Select Page

This blog is more to share an observation and get inputs from as many folks as possible on sprint planning:

Often, teams do their sprint planning in the following way:

1. There are a set of stories (mostly) ready for an upcoming sprint.
2. Hence, the teams estimate their stories to pick a few stories from the backlog
3. The team uses story points – adopting Fibonacci series (I have not come across anything else!)
4. They may play planning poker, or, someone from the team proposes a number.
5. The team estimates stories and then pick stories until their velocity is reached.
6. Their velocity is the number that they have completed – could range from just completing development to some stories actually seen by users. For new teams, velocity is a number that the team may find reasonably impressive enough to tell outside.

Many teams that follow the above routine (or its minor variations) have been exposed to some form of Agile practices. Teams that do this, feel they are just following a routine and struggle to answer the following questions:

1. Why plan for the sprint?
2. What do the teams expect to do with the sprint plan?
3. And, Why ‘estimate’ the stories?

If you are looking for ways to re-boot your planning, consider the below

1. Focus on a key goal for the sprint:

The purpose of sprint planning must be re-focused to identify the value provided to the user at the end of a sprint.

Sprint planning, then, can identify tasks that need to be done in the sprint to provide that value to users. The value could be stabilizing a feature that has lots of bugs, or developing a functionality that users will like providing feedback on. Without an overall goal for the sprint – the sprint planning process will start weaker.

2. Keep your planning appropriately light:

Any planning activity is to understand the approach to a project over a given time frame along with constraints and dependencies.

Over a shorter horizon, as in sprints – teams can easily list down items they are uncertain about, get clarity and re-plan (or) if there very little uncertainties – use their prior experience to task out and review how many of the tasks – and hence the stories will get completed to meet the goal.

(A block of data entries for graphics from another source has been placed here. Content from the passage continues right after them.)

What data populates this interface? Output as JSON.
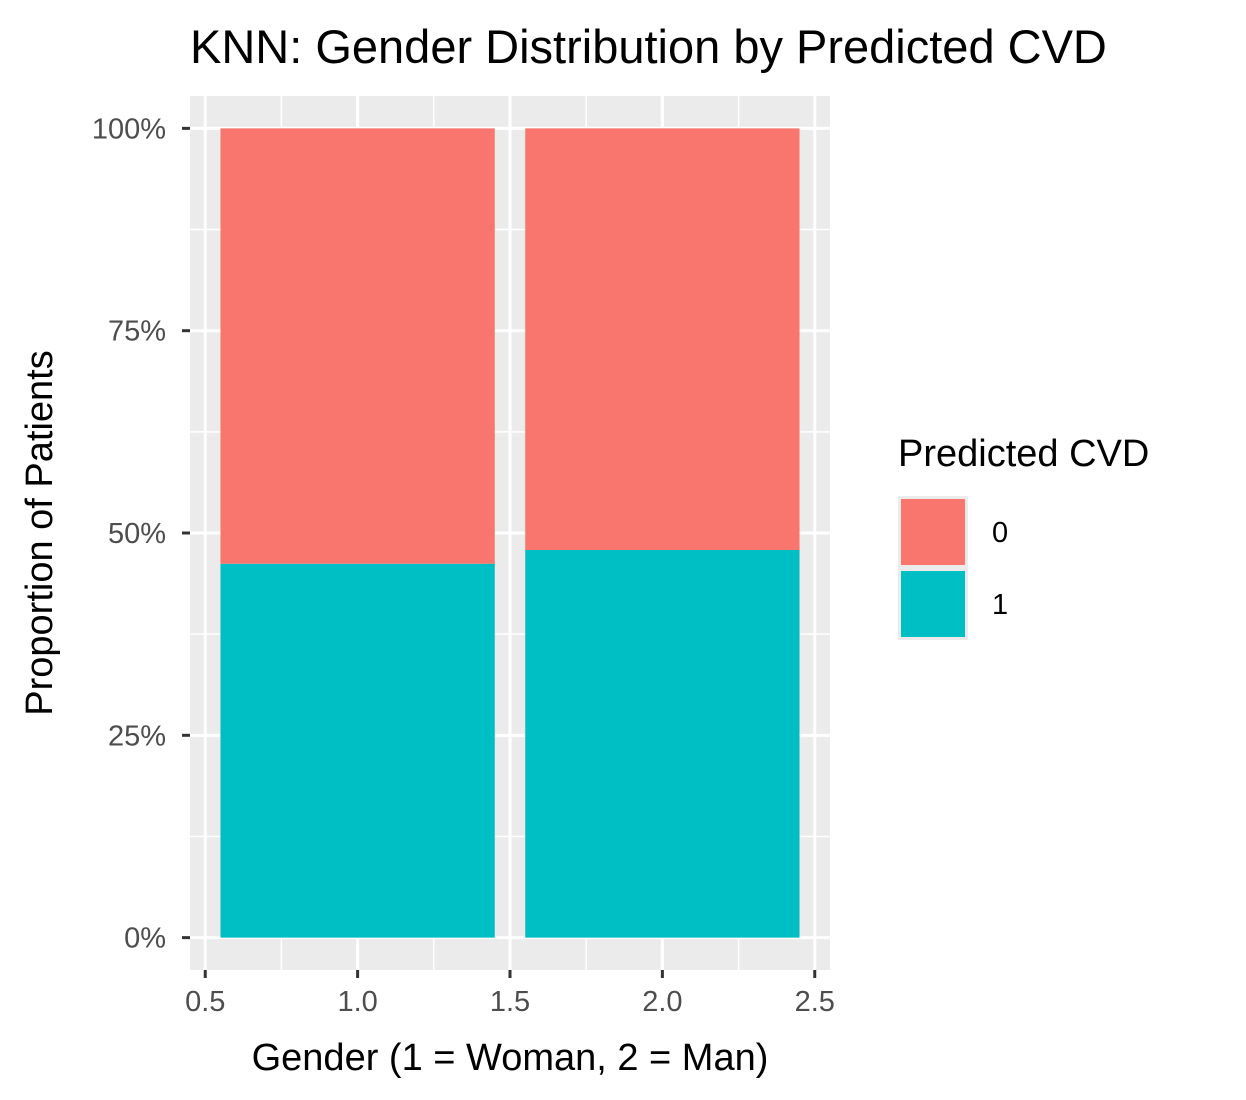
{
  "chart_data": {
    "type": "bar",
    "stacked": true,
    "normalized": true,
    "title": "KNN: Gender Distribution by Predicted CVD",
    "xlabel": "Gender (1 = Woman, 2 = Man)",
    "ylabel": "Proportion of Patients",
    "xlim": [
      0.45,
      2.55
    ],
    "ylim": [
      -0.04,
      1.04
    ],
    "x_ticks": [
      0.5,
      1.0,
      1.5,
      2.0,
      2.5
    ],
    "x_tick_labels": [
      "0.5",
      "1.0",
      "1.5",
      "2.0",
      "2.5"
    ],
    "y_ticks": [
      0,
      0.25,
      0.5,
      0.75,
      1.0
    ],
    "y_tick_labels": [
      "0%",
      "25%",
      "50%",
      "75%",
      "100%"
    ],
    "x": [
      1,
      2
    ],
    "bar_width": 0.9,
    "series": [
      {
        "name": "1",
        "color": "#00BFC4",
        "values": [
          0.462,
          0.479
        ]
      },
      {
        "name": "0",
        "color": "#F8766D",
        "values": [
          0.538,
          0.521
        ]
      }
    ],
    "grid": true,
    "panel_background": "#EBEBEB",
    "legend": {
      "title": "Predicted CVD",
      "position": "right",
      "entries": [
        {
          "label": "0",
          "color": "#F8766D"
        },
        {
          "label": "1",
          "color": "#00BFC4"
        }
      ]
    }
  }
}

Focussing on story points and ‘estimating’ may actually weaken our view of the goal for the sprint. Understanding the sprint goal helps us limit or prioritise work that we do over the sprint.

3. Try different approaches to forecasting your team progress – including story count:

Much has been written about story points, relative sizes and estimation scales. When done as intended, they are reasonably good to forecast. All of them are meant to reinforce adaptive planning.

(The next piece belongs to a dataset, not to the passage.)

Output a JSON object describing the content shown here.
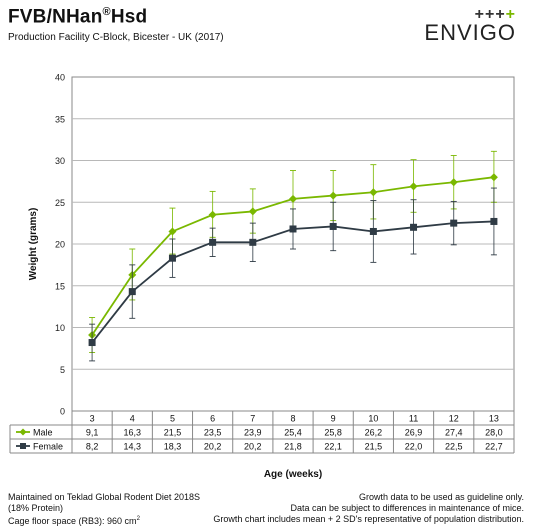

Try out different approaches to forecast your work progress: Understand your estimation scales better, including factors that influence your story sizes. Discuss why S-M-L, or 1-2-4-8, or Fibonacci.

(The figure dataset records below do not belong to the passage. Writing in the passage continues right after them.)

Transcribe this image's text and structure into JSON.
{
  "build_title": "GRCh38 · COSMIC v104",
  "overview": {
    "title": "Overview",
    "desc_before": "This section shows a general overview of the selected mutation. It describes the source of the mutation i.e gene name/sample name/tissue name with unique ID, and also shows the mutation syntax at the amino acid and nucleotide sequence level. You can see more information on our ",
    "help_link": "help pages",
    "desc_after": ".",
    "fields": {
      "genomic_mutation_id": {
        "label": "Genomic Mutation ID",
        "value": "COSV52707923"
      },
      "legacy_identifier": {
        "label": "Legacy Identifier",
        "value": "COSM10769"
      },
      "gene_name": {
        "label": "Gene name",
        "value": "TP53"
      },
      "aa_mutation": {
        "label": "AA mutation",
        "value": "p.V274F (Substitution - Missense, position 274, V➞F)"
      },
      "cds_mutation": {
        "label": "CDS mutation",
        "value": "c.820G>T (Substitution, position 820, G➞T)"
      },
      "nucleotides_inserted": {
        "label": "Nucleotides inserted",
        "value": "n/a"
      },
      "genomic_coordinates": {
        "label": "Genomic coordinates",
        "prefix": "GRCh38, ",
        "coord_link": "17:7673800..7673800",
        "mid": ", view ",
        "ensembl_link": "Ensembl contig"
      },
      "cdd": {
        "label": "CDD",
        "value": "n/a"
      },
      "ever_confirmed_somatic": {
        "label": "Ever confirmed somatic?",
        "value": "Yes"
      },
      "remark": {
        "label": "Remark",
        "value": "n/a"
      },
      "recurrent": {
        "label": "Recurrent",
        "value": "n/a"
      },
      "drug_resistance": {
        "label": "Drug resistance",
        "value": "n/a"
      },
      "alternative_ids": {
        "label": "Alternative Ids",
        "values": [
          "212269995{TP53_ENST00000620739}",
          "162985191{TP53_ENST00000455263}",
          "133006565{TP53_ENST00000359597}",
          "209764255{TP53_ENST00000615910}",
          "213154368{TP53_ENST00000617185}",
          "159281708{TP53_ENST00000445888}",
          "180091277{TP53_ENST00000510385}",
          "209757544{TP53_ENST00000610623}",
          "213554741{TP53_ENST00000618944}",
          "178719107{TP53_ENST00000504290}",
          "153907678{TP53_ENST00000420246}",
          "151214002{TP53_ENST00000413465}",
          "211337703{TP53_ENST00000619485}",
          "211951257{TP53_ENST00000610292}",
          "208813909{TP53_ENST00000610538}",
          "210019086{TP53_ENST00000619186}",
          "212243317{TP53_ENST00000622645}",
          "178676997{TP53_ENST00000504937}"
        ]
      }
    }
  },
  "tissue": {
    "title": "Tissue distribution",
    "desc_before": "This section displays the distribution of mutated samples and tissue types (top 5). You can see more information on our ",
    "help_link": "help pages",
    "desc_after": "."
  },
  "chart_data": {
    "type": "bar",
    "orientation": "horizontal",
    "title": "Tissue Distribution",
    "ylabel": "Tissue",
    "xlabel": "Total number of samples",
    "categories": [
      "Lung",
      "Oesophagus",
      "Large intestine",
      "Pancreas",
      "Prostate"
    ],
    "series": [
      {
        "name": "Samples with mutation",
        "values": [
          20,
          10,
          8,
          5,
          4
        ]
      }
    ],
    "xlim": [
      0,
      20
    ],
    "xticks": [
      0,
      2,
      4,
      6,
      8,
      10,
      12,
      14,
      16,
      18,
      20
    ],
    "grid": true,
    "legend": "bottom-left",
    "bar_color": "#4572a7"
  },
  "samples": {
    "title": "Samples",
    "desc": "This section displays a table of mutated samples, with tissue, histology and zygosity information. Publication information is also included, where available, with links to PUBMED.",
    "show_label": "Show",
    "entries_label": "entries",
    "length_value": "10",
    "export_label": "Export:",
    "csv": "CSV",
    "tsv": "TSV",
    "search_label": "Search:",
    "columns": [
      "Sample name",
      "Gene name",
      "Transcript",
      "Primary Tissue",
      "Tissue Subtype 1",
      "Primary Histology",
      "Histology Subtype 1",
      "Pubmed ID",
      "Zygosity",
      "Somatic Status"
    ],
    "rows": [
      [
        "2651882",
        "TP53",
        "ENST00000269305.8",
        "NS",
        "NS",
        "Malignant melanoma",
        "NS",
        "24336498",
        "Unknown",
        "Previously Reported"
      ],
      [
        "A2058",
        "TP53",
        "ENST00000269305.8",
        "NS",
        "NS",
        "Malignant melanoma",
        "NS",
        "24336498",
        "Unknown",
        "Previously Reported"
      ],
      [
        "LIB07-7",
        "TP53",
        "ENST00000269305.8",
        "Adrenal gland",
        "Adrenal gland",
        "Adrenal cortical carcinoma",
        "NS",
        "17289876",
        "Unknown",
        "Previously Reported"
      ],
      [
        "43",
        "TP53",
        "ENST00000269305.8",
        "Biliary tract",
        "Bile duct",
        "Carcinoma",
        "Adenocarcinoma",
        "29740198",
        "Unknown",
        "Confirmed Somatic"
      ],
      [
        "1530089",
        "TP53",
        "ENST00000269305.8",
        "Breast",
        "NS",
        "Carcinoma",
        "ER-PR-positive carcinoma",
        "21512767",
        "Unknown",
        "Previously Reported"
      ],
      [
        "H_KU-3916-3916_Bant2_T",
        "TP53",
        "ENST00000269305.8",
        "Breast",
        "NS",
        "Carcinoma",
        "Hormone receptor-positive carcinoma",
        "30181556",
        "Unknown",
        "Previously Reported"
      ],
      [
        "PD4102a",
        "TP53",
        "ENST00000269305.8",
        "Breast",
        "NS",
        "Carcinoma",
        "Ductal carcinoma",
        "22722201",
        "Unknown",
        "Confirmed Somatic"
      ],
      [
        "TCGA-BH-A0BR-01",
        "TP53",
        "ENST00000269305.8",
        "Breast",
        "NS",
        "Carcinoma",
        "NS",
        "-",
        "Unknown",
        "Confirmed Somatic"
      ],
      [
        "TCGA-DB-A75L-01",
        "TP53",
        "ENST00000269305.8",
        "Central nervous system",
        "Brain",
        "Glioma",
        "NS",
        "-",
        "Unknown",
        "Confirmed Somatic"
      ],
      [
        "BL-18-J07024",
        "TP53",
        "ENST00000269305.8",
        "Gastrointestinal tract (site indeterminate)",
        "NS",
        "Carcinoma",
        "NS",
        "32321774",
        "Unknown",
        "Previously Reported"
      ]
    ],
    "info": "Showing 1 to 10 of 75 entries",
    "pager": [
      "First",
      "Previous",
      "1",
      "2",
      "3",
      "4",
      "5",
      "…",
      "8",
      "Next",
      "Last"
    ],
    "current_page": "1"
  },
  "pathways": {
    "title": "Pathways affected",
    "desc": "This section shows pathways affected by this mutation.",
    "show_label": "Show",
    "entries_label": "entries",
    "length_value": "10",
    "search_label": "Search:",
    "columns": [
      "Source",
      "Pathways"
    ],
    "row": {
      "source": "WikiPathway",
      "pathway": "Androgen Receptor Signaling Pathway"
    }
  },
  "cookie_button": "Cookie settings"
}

In that context, story count is as good a measure of forecasting progress as relative-size based burn-ups. Story count is simply the number of stories the team manages to complete in a sprint.

Teams, that adopt story count gravitate to similarly sized stories in a sprint over a number of sprints. These teams, seem to focus their backlog grooming activity on creating smaller story sizes that the team can finish – say a story or two at least per person in the team.

Remember,

Relative sizing of stories becomes important when the team needs to provide some guidelines on how many sprints they think they will take to complete a project. In this case – they will need to adapt their planning for medium to longer term via release planning.

Longer the time-frame, multiple factors of technology, people, dependencies, uncertainties will need to be thought through. Hence, teams do relative sizing, identify completeness and certainty factors along with areas where they need more information to plan their release.

However, at a sprint level, and in teams that have a backlog not fully visible – lighter weight approaches to sprint planning may bring life back into your sprint planning process.